In Partick there is a tiny burial ground used by Quakers in Glasgow from 1711 to 1857. It is located just off Keith Street. The burial ground was recently profiled in the Evening Times.
By 1815 Glasgow Meeting had revived sufficiently to get its third permanent building in North Portland Street, on the site now occupied by the Livingstone Tower of Strathclyde University. This was abandoned in 1921 and Meeting was held in the Literary and Philosophical Society in Bath Street until 1944, when the house at 16 Newton Terrace was purchased, and furnished with the benches from the abandoned Pleasance Meeting House.

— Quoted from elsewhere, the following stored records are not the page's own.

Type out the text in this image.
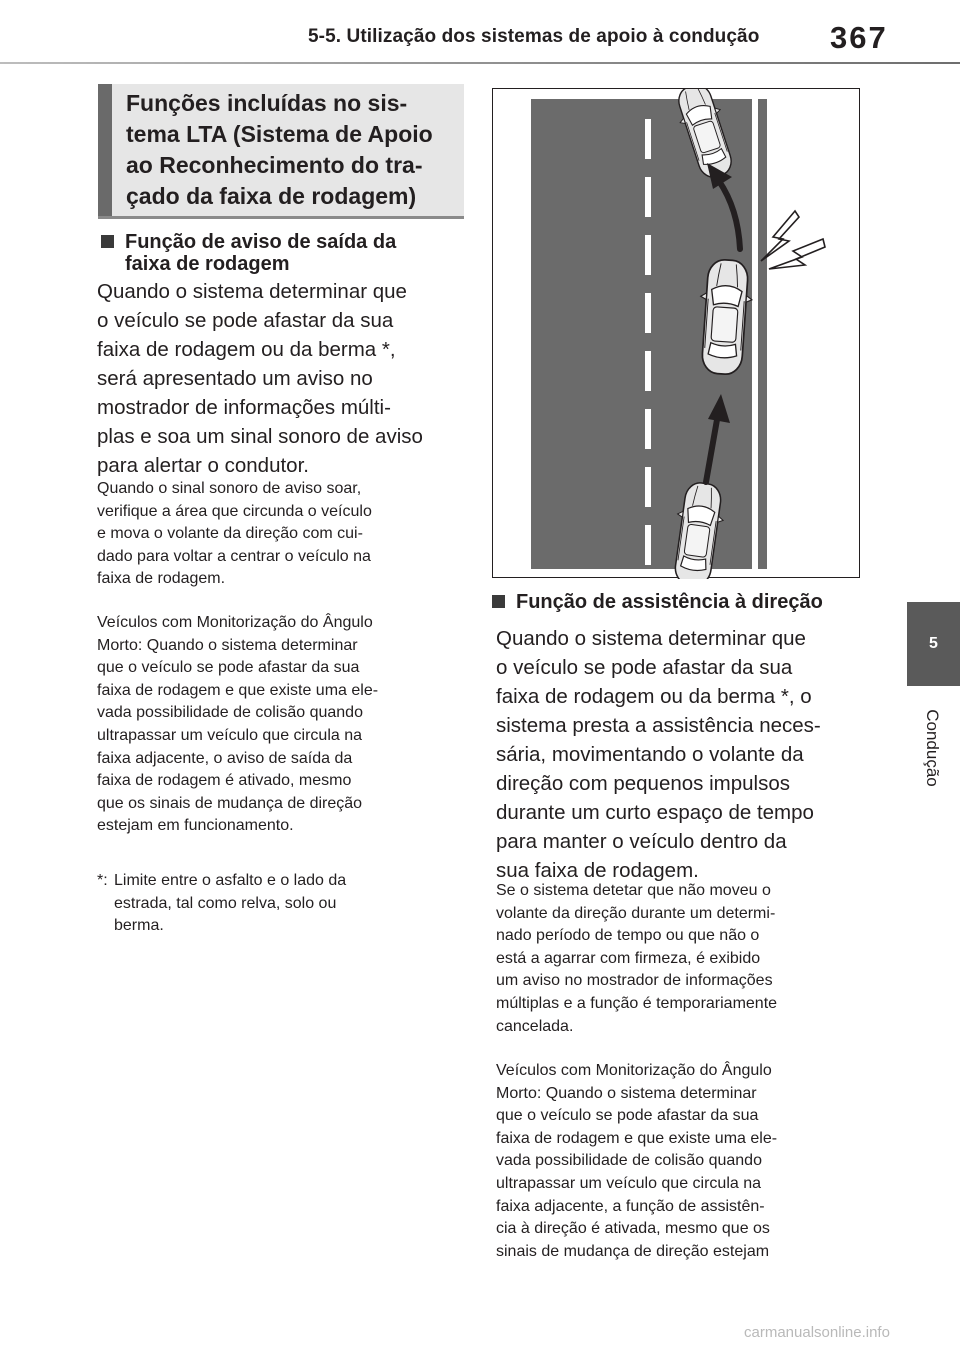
5-5. Utilização dos sistemas de apoio à condução 367
5
Condução
Funções incluídas no sis-
tema LTA (Sistema de Apoio
ao Reconhecimento do tra-
çado da faixa de rodagem)
Função de aviso de saída da
faixa de rodagem
Quando o sistema determinar que
o veículo se pode afastar da sua
faixa de rodagem ou da berma *,
será apresentado um aviso no
mostrador de informações múlti-
plas e soa um sinal sonoro de aviso
para alertar o condutor.
Quando o sinal sonoro de aviso soar,
verifique a área que circunda o veículo
e mova o volante da direção com cui-
dado para voltar a centrar o veículo na
faixa de rodagem.
Veículos com Monitorização do Ângulo
Morto: Quando o sistema determinar
que o veículo se pode afastar da sua
faixa de rodagem e que existe uma ele-
vada possibilidade de colisão quando
ultrapassar um veículo que circula na
faixa adjacente, o aviso de saída da
faixa de rodagem é ativado, mesmo
que os sinais de mudança de direção
estejam em funcionamento.
*: Limite entre o asfalto e o lado da
estrada, tal como relva, solo ou
berma.
Função de assistência à direção
Quando o sistema determinar que
o veículo se pode afastar da sua
faixa de rodagem ou da berma *, o
sistema presta a assistência neces-
sária, movimentando o volante da
direção com pequenos impulsos
durante um curto espaço de tempo
para manter o veículo dentro da
sua faixa de rodagem.
Se o sistema detetar que não moveu o
volante da direção durante um determi-
nado período de tempo ou que não o
está a agarrar com firmeza, é exibido
um aviso no mostrador de informações
múltiplas e a função é temporariamente
cancelada.
Veículos com Monitorização do Ângulo
Morto: Quando o sistema determinar
que o veículo se pode afastar da sua
faixa de rodagem e que existe uma ele-
vada possibilidade de colisão quando
ultrapassar um veículo que circula na
faixa adjacente, a função de assistên-
cia à direção é ativada, mesmo que os
sinais de mudança de direção estejam
carmanualsonline.info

By the late 1990s Newton Terrace could not accommodate the increased size of the Meeting and it was sold in 1991 and friends moved to temporary premises while the search for a new property continued. After considering 30 possibilities the Royal Artillery Club premises at 38 Elmbank Crescent were purchased early in 1992.
Our Meeting House, and some of the buildings on Elmbank Street, are the sole survivors of what was once a unified row of terraced housing.
Elmbank Crescent, built in the 1840s or 1850s, is now a straight street but the curved front of the multi-storey car park opposite shows the curved building line of the houses which stood there until the 1860s and gave the name 'Crescent'. On the south side of the street there was a continuous straight terrace of houses, of which only number 38 remains.
The benches which line the walls of the Meeting Room originally came from the Pleasance Meeting House in Edinburgh which was closed in 1939. They were brought to furnish the newly opened Meeting House in Newton Terrace in 1944. They are secured with rectangular wrought-iron nails and therefore probably date from the early 1800s or even earlier - the Pleasance Meeting House was built in 1791.